Content Must Be Responsive Across All Devices
Responsive design enables a charity website to adapt to any screen size, allowing for comfortable viewing on any device. Without it, mobile viewers will find it difficult, if not impossible, to navigate and view your website and its content. In other words, it’s an excellent way to turn off potential donors and volunteers.
Being mobile-friendly is so prevalent and vital that Google’s search algorithm prioritizes responsive websites for users searching on a mobile device. Because most people access the internet through mobile devices, you should ensure that every page on your site is mobile-responsive.

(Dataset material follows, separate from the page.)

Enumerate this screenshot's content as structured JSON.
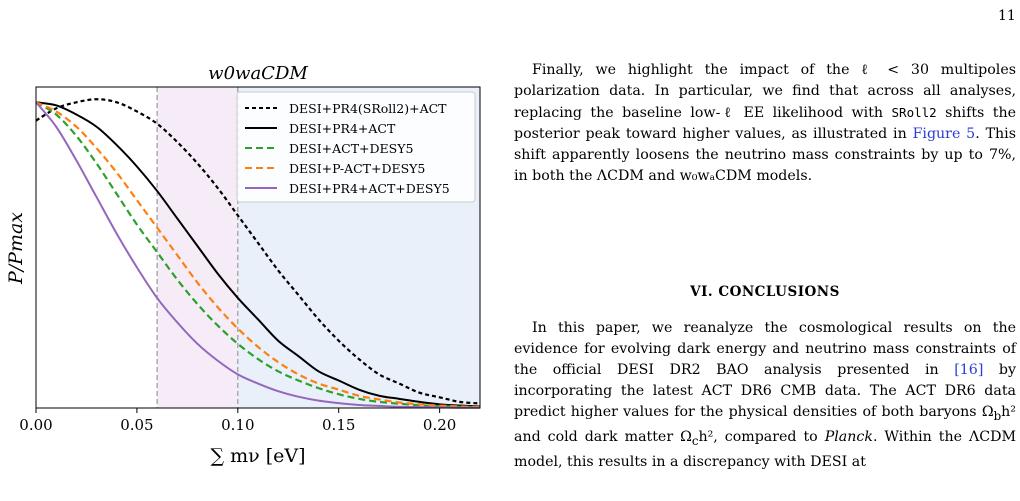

And in addition to making sure your site loads properly on all devices, you will also want to make sure it reads and loads well across different social media platforms as well. With more people using their mobile devices to access the internet, the last thing you want is to turn away users because it was hard to reach and access your content.
Make Your Site Loads Fast and Efficiently
All charitable organizations want to raise funds and awareness for their specific good cause, and one of the most effective ways to do so is through the use of a non-profit website.
However, the website must be able to open across different browsers. Also, the page speed (the time it takes to show all of the content on a particular page on your website) must be lightning fast.
Create a non-profit website that provides information on your most recent fundraisers and events and informs people how they can sponsor an event and how their donations can make a difference.
Once you’ve secured your domain and web hosting, purchase a WordPress template or have a web designer create one for you. Then ensure that the website works on different web browsers, and the page speed is fast.
To see a fully responsive site, be sure to check out this article from Craig Kielburger that was featured on YesMagazine.
People today, more than ever, require proof that you can be trusted before donating. To demonstrate that your organization is credible and reliable, and deserving of their donation, you should consider including trust and social proof elements when designing your charity website, another trait of a great-looking charity website. Example of social proof elements to add to your website include:
- High ratings from watchdog organizations
- High profile endorsements
- Number of years in operation
- Links to social networks or feeds
You should never underestimate the power of your website as a charity or non-profit organization. Giving clear information about what you do, who you do it for, and how you use donations can help persuade more people to donate and get involved.